Tuesday, 30 October 2012 8:31 AM
Italy is the perfect destination for a luxurious getaway – and Venice has to be one of the top spots in the country for this type of holiday. Read our guide for the lowdown on where to go and what to do to truly spoil yourself on a visit here.
Glide along the canals
This is a fairly obvious activity, but a must-do, whether it's by stopping in Venice on an Italian boating holiday or booking a romantic gondola ride for an hour or two. If you're in the former situation, you will have the freedom to go pretty much anywhere you like on Venice's canal network, while the latter usually sees passengers follow a set route.
Either way, you'll be in a prime position to truly appreciate the city's magnificent architecture. Look out for buildings in the Venetian Gothic style, which was most popular during the 14th and 15th centuries – the Doge's Palace is an excellent example. The churches of Santa Maria Gloriosa dei Frari and Santi Giovanni e Paolo are also well worth checking out.
You can also see some distinct Asian and oriental influences in some of Venice's structures, a by-product of the city's early links with the Byzantine Empire. The Basilica of San Marco is an obvious example, but the aforementioned Doge's Palace also bears more than a little resemblance to Istanbul's famed Blue Mosque.
Indulge in some fine dining
Italian cuisine is so rich and varied in each area that it's unlikely you'll have the same dining experience in Venice as you would anywhere else in the country. The city and surrounding region is home to some world-class restaurants you simply must try if you have any kind of appreciation for fine food, although it can be difficult for newcomers to distinguish between these and the tourist-friendly eateries that tend to overcharge.
For an authentic introduction to Venetian cuisine, make your way to Ca' D'Oro, also known as Alla Vedova. This is a prime example of the bacari restaurants that are common in Venice and offer a uniquely local take on Spanish tapas. Housed in a historic building, Ca' D'Oro prides itself on its delicious little plates of everything from pork rissoles to seafood-based pasta dishes, all washed down with excellent red and white wines.
If you want to really push the boat out, head to Gran Caffe Quadri, which used to be a favourite haunt of Marcel Proust. The cafe itself is perfect for an elegant lunch, but it's the upstairs Ristorante Quadri where you should go for a special evening experience. The Michelin-starred restaurant has a menu that's heavy on seafood, but everything is cooked to a wonderfully high standard. Sample dishes include a cappuccino of baby Venetian shrimp and curried clams, as well as pan-seared squab with bitter radicchio giblet, chilli pepper and sour cherry toast.

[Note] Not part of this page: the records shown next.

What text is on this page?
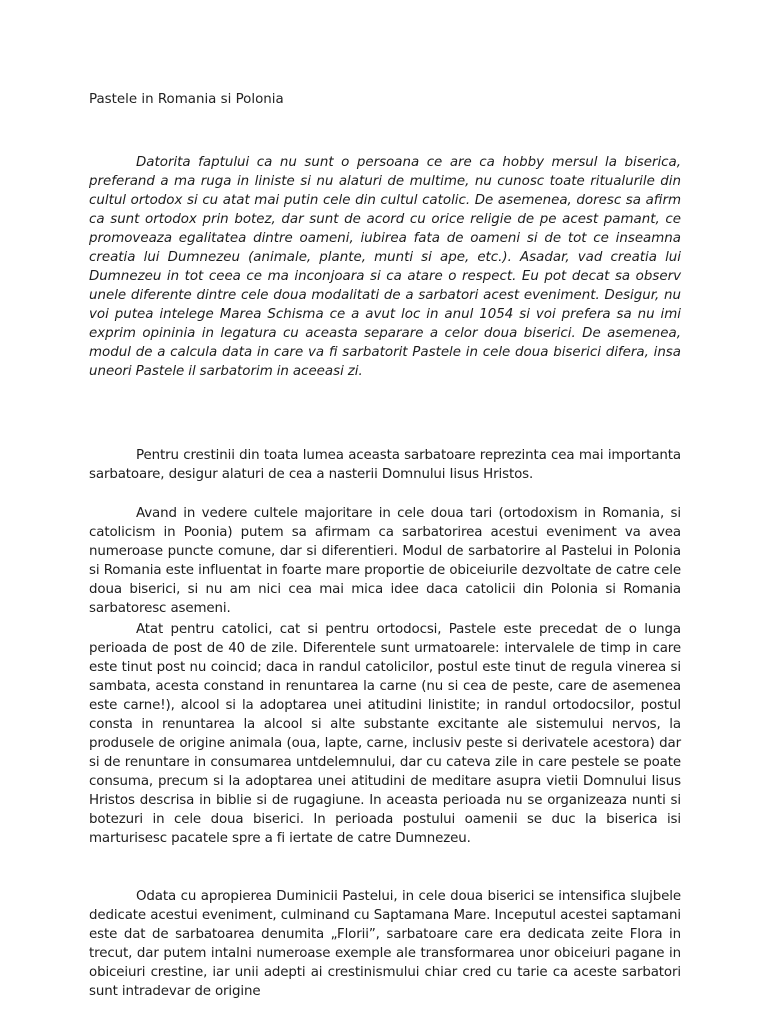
Pastele in Romania si Polonia

Datorita faptului ca nu sunt o persoana ce are ca hobby mersul la biserica, preferand a ma ruga in liniste si nu alaturi de multime, nu cunosc toate ritualurile din cultul ortodox si cu atat mai putin cele din cultul catolic. De asemenea, doresc sa afirm ca sunt ortodox prin botez, dar sunt de acord cu orice religie de pe acest pamant, ce promoveaza egalitatea dintre oameni, iubirea fata de oameni si de tot ce inseamna creatia lui Dumnezeu (animale, plante, munti si ape, etc.). Asadar, vad creatia lui Dumnezeu in tot ceea ce ma inconjoara si ca atare o respect. Eu pot decat sa observ unele diferente dintre cele doua modalitati de a sarbatori acest eveniment. Desigur, nu voi putea intelege Marea Schisma ce a avut loc in anul 1054 si voi prefera sa nu imi exprim opininia in legatura cu aceasta separare a celor doua biserici. De asemenea, modul de a calcula data in care va fi sarbatorit Pastele in cele doua biserici difera, insa uneori Pastele il sarbatorim in aceeasi zi.

Pentru crestinii din toata lumea aceasta sarbatoare reprezinta cea mai importanta sarbatoare, desigur alaturi de cea a nasterii Domnului Iisus Hristos.

Avand in vedere cultele majoritare in cele doua tari (ortodoxism in Romania, si catolicism in Poonia) putem sa afirmam ca sarbatorirea acestui eveniment va avea numeroase puncte comune, dar si diferentieri. Modul de sarbatorire al Pastelui in Polonia si Romania este influentat in foarte mare proportie de obiceiurile dezvoltate de catre cele doua biserici, si nu am nici cea mai mica idee daca catolicii din Polonia si Romania sarbatoresc asemeni.

Atat pentru catolici, cat si pentru ortodocsi, Pastele este precedat de o lunga perioada de post de 40 de zile. Diferentele sunt urmatoarele: intervalele de timp in care este tinut post nu coincid; daca in randul catolicilor, postul este tinut de regula vinerea si sambata, acesta constand in renuntarea la carne (nu si cea de peste, care de asemenea este carne!), alcool si la adoptarea unei atitudini linistite; in randul ortodocsilor, postul consta in renuntarea la alcool si alte substante excitante ale sistemului nervos, la produsele de origine animala (oua, lapte, carne, inclusiv peste si derivatele acestora) dar si de renuntare in consumarea untdelemnului, dar cu cateva zile in care pestele se poate consuma, precum si la adoptarea unei atitudini de meditare asupra vietii Domnului Iisus Hristos descrisa in biblie si de rugagiune. In aceasta perioada nu se organizeaza nunti si botezuri in cele doua biserici. In perioada postului oamenii se duc la biserica isi marturisesc pacatele spre a fi iertate de catre Dumnezeu.

Odata cu apropierea Duminicii Pastelui, in cele doua biserici se intensifica slujbele dedicate acestui eveniment, culminand cu Saptamana Mare. Inceputul acestei saptamani este dat de sarbatoarea denumita „Florii”, sarbatoare care era dedicata zeite Flora in trecut, dar putem intalni numeroase exemple ale transformarea unor obiceiuri pagane in obiceiuri crestine, iar unii adepti ai crestinismului chiar cred cu tarie ca aceste sarbatori sunt intradevar de origine
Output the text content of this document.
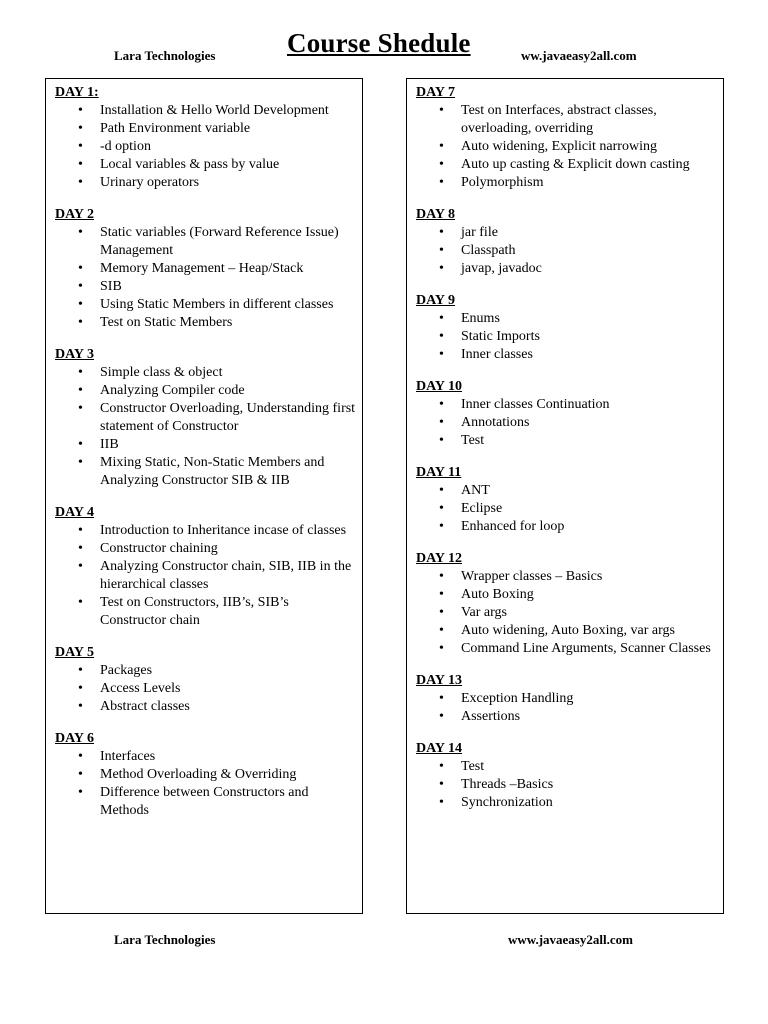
Lara Technologies	Course Shedule	ww.javaeasy2all.com
DAY 1:
• Installation & Hello World Development
• Path Environment variable
• -d option
• Local variables & pass by value
• Urinary operators
DAY 2
• Static variables (Forward Reference Issue) Management
• Memory Management – Heap/Stack
• SIB
• Using Static Members in different classes
• Test on Static Members
DAY 3
• Simple class & object
• Analyzing Compiler code
• Constructor Overloading, Understanding first statement of Constructor
• IIB
• Mixing Static, Non-Static Members and Analyzing Constructor SIB & IIB
DAY 4
• Introduction to Inheritance incase of classes
• Constructor chaining
• Analyzing Constructor chain, SIB, IIB in the hierarchical classes
• Test on Constructors, IIB’s, SIB’s Constructor chain
DAY 5
• Packages
• Access Levels
• Abstract classes
DAY 6
• Interfaces
• Method Overloading & Overriding
• Difference between Constructors and Methods
DAY 7
• Test on Interfaces, abstract classes, overloading, overriding
• Auto widening, Explicit narrowing
• Auto up casting & Explicit down casting
• Polymorphism
DAY 8
• jar file
• Classpath
• javap, javadoc
DAY 9
• Enums
• Static Imports
• Inner classes
DAY 10
• Inner classes Continuation
• Annotations
• Test
DAY 11
• ANT
• Eclipse
• Enhanced for loop
DAY 12
• Wrapper classes – Basics
• Auto Boxing
• Var args
• Auto widening, Auto Boxing, var args
• Command Line Arguments, Scanner Classes
DAY 13
• Exception Handling
• Assertions
DAY 14
• Test
• Threads –Basics
• Synchronization
Lara Technologies	www.javaeasy2all.com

There's something appealing about indulging in a round of golf or two in Venice's unique island setting. Head to the southern part of the Venice Lido by boat and you'll have the chance to tee off in a beautiful tree-filled parkland setting at the Circolo Golf Venezia club, although – perhaps surprisingly – there aren't that many sea views to enjoy here!
However, the course does have a few notable features that keen golfers will appreciate. One of these is the ninth hole, which takes the form of a blind par 3 constructed around an 18th-century fortification and a water obstacle that can be tricky to navigate.
If you're eager to try some of the other golf courses in the region, travel further south along the coast from Venice to the Albarella Golf Club near Rosolina. This is the place to go for those ocean views – all 18 holes are located along a sea links route measuring more than 6 km long. Keep an eye out for grazing fallow deer and the odd pheasant as you make your way across the course.
View fine art
Like Italy's other cultural centres, Venice is a haven for art aficionados who want to see as many great works as possible. The Gallerie dell'Accademia is home to a number of pieces from some of Europe's greats, including Titian and Giorgione, and regularly holds exhibitions focusing on the output of specific artists – previous events in this vein have examined the work of Leonardo da Vinci and Lorenzo Lotto.
The Palazzo Grassi along with its sister institution Punta della Dogana is the place to go to learn all about both historic and contemporary Venetian and Italian art. Many of the items on permanent display here are from the Francois Pinault Collection, one of the world's largest collections of contemporary art.
Don't forget to head to the island of Murano to see Venice's traditional glassmakers in action, too. The showrooms and galleries here hold some of the more exquisite glass products that have been made to date, with many for sale should you want a unique souvenir to take home.